さっきの重症患者のとこに行ったが、奴はいない。
「おい何やってんだ・・・トイレか?」
近くでナースがもうパニックっている。これから夜勤だ。
「ああ、これもせなあかん。あれもせなあかん。休むんやったら、もっとはよ言えよ!」
「あの」
「うわあっ!」ナースはどうやら僕の気配に気づいてなかったようで。
「ごめん、慎吾はどこに・・」
「あたしが出勤して着替え終わったら、廊下ですれ違いましたけど。はいバルーン!」
無意識に尿道バルーンを受け取り、そのまま処置。
「私服だったか?」
「はい・・・」
「帰りやがったか」
カルテを見るが、やはりよくわからん。でも、あれ以後の記載もない。
「このあと、ちょっと僕。指示出すわ」
「ええーっ?明日にしてください!」
「そうもいかんのよ。状態が一定するまでは」
カルテに検査伝票。画像も近くで表示。
「急性心不全。基礎に弁膜症があり・・・何が契機だ。何かあるはず・・・感染か。CRPが高い。レントゲンは肺炎像はハッキリしないが・・・尿沈渣は。これか・・いや肺と両方かも。培養は」
こんな感じで、触手をめぐらす。あと、抜けがないか手帳で確認。この手帳は・・世界に一冊しかない、自分の集大成が入ったものだ。中には、尊敬する先生のサインも入ってる。
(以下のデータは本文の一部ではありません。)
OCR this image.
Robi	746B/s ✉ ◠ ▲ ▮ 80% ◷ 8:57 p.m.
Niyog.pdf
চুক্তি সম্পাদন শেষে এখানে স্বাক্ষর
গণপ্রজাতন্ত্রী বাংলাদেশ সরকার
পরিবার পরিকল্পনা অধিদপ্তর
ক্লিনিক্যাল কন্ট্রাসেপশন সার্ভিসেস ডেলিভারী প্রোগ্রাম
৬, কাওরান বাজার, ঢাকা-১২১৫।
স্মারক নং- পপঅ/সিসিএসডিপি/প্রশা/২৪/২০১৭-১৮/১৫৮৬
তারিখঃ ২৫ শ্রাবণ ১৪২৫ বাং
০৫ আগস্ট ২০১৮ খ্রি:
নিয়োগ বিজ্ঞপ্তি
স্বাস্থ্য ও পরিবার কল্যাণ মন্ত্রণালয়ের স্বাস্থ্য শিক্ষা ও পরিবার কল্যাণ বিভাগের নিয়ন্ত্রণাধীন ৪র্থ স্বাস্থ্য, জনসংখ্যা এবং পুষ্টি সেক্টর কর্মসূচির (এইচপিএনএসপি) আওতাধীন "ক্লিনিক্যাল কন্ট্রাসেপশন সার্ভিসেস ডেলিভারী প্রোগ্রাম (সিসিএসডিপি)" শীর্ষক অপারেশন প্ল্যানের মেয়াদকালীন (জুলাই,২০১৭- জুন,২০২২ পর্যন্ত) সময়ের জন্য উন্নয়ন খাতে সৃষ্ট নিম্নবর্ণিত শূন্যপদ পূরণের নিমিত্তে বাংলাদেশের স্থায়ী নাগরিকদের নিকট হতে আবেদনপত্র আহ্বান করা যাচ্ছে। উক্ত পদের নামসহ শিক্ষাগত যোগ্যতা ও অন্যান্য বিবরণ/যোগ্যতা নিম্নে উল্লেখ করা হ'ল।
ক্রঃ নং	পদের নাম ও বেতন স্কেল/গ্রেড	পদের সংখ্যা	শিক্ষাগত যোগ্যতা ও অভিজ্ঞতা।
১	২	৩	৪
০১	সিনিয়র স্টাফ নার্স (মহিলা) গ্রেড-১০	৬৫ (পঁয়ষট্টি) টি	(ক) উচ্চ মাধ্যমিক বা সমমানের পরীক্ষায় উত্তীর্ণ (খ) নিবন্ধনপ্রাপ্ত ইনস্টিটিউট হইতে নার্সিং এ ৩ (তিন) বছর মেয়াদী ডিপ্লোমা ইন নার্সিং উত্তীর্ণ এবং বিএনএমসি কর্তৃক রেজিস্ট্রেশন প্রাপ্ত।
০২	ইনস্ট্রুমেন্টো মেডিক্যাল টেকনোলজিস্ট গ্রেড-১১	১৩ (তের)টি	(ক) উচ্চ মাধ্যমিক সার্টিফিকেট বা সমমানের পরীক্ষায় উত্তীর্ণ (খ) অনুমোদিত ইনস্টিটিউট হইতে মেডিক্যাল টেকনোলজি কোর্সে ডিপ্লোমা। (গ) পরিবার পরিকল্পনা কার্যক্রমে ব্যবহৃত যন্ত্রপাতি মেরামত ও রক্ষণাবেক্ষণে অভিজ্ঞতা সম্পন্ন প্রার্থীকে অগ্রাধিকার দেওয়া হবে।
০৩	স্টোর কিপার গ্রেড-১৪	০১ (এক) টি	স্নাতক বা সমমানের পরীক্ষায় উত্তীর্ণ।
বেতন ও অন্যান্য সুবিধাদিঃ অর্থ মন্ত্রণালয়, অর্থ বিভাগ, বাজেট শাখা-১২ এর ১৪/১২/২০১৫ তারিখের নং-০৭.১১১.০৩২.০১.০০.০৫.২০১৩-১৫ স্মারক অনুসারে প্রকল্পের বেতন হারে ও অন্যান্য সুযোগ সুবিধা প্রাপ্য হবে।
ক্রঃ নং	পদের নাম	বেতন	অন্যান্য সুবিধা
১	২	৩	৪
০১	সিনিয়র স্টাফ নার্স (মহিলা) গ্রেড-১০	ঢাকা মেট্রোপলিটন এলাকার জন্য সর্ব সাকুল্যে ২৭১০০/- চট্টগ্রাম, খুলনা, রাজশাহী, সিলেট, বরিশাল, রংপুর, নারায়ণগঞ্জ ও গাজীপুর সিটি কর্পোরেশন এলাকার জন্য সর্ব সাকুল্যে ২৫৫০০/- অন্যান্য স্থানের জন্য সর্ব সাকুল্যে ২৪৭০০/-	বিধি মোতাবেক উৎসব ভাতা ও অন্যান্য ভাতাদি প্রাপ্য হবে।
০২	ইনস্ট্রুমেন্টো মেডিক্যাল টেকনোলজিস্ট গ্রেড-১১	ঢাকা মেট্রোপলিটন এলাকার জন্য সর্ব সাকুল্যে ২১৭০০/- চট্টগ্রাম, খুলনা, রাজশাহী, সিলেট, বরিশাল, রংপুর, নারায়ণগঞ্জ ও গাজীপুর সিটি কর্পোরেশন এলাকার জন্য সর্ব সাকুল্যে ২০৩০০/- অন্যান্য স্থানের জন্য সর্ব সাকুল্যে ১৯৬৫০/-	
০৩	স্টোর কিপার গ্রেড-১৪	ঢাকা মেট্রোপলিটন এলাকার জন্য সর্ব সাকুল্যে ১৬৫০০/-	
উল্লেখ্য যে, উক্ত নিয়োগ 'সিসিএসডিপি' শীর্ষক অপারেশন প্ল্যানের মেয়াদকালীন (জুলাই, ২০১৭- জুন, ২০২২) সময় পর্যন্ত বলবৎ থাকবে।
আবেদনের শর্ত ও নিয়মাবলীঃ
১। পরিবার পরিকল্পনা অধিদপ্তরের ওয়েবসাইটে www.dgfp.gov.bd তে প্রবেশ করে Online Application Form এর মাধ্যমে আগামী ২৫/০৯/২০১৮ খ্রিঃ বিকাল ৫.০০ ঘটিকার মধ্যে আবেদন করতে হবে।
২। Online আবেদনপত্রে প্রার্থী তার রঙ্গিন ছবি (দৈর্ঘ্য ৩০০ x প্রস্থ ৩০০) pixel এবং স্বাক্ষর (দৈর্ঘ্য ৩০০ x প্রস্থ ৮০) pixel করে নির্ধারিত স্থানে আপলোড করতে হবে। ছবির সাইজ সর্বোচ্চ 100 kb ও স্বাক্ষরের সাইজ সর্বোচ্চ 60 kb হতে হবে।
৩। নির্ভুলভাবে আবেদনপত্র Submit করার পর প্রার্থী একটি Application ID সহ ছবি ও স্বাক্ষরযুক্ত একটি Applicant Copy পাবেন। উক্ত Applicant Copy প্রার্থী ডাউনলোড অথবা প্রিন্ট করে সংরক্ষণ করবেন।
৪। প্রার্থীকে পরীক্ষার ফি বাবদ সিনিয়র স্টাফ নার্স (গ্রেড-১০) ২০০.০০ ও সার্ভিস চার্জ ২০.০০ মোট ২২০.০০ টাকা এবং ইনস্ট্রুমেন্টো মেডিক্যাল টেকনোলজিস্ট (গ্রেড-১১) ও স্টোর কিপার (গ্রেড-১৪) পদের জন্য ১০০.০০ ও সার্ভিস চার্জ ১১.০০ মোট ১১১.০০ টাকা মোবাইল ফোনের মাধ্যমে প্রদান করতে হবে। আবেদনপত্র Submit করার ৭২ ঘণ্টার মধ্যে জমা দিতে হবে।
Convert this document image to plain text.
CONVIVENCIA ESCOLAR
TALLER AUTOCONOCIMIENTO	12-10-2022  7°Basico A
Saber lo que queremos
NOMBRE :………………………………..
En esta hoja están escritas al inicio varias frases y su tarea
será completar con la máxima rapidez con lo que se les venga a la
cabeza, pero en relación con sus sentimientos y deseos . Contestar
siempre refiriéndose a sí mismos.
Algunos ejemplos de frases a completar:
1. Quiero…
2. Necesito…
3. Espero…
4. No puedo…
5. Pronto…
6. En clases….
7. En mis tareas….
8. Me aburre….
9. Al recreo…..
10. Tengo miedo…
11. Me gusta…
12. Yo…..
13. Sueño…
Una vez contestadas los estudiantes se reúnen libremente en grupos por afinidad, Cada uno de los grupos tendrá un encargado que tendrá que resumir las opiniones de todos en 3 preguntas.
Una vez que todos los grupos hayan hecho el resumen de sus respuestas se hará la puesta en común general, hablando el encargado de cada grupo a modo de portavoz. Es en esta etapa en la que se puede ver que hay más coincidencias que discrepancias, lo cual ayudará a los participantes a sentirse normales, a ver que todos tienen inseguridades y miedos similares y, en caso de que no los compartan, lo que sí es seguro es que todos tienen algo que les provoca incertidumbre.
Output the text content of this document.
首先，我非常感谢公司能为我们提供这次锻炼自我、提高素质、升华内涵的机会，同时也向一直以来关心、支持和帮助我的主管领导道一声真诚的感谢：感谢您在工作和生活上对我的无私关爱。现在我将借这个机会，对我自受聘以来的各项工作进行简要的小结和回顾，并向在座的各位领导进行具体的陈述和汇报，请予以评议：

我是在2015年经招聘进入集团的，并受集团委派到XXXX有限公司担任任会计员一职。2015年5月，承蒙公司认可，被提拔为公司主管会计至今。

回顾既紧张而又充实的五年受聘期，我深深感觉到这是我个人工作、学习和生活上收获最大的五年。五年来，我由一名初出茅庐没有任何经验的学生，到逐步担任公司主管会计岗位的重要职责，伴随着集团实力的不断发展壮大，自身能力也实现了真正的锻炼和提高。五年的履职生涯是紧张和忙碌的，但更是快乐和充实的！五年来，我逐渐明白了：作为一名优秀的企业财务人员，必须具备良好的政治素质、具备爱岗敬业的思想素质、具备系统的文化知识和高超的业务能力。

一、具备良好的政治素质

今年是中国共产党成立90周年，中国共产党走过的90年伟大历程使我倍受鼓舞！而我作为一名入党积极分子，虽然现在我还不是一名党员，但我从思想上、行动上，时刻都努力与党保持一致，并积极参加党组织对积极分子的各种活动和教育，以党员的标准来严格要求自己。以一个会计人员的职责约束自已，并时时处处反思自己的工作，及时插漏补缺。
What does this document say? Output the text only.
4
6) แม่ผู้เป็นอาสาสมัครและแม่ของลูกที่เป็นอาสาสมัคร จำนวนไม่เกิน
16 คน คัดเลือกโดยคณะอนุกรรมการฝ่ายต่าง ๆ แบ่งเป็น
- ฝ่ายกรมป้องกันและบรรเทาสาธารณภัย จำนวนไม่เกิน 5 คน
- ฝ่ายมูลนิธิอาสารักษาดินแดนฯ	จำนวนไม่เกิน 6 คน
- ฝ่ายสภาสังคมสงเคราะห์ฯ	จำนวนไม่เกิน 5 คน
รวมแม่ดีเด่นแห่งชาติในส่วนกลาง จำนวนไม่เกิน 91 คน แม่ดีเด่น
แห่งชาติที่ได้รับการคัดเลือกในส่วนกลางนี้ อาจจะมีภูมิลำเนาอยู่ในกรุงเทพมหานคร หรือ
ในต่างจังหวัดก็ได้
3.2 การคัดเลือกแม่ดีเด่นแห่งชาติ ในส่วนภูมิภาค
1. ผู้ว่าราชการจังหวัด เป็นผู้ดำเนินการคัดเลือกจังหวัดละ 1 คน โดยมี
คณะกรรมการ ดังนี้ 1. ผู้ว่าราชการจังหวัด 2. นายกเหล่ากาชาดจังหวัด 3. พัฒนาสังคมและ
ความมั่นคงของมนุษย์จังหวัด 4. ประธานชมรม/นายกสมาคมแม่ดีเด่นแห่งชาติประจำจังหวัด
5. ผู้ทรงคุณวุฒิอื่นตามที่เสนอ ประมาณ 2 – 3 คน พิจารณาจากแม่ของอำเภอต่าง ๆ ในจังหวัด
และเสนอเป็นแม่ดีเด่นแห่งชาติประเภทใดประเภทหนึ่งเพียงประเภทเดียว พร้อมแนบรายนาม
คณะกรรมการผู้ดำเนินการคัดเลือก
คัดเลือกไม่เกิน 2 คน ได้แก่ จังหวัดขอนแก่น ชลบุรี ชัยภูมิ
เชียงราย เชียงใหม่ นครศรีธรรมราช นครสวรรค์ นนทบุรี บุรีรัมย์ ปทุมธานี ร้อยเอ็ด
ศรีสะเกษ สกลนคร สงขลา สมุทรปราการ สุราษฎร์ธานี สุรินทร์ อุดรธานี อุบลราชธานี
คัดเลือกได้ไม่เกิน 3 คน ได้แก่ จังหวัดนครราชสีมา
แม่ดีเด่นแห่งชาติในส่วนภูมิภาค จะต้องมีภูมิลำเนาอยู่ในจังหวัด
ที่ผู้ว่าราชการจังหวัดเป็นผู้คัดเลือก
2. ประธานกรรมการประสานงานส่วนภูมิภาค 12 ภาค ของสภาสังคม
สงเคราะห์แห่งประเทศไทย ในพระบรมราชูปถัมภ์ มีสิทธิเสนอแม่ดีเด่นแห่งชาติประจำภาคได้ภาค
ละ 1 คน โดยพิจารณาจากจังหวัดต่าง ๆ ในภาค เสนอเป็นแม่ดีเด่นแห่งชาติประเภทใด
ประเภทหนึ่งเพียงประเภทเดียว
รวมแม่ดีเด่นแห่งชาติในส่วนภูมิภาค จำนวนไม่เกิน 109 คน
「尿量の目標を設定・・・利尿剤の指示。あすの検査指示」
チラッと横目をやるが、慎吾はやはり戻ってきてない。
いや、そこに誰か立ってる。
「なんだよ事務長か」
「なんだよ、で悪かったですね」今でいうイケメンの事務長は、じっとこっちを見ている。
「こっち見るなよ。うっとうしい」
「医局長、ならびに教育係お疲れでございます。どうですか?彼の働きぶりは」
「お試し期間は3か月だったな。今日でもう半分かな」
「ええ」
「覇気がないんだよ。覇気が」
僕らはそのまま廊下を出た。
「もし救急とかドッと来てみろ」
「まあ彼はもと研究肌ですから。徐々に慣れてきますよ」
「民間病院はな。泥臭いんだよ。試練の過去が要るんだよ」
「ま、先生。優しくお願いします」
「甘やかすのかよ?」
「先生、今の時代。厳しくしたら人は去ってしまいます」
またコイツの孔明節か。
「世の中に合わせろと言うんだろ」
「優しさで、彼が目覚めるかも」
「お前が言うと、ホモ話にしか聞こえんよ。じゃ!」
僕はこの事務長への態度はでかかった。でも医師らにとって経営側は、油断ならない存在なのだ。下手したら慎吾よりも厄介だ。
それは、この後でもわかるようになる。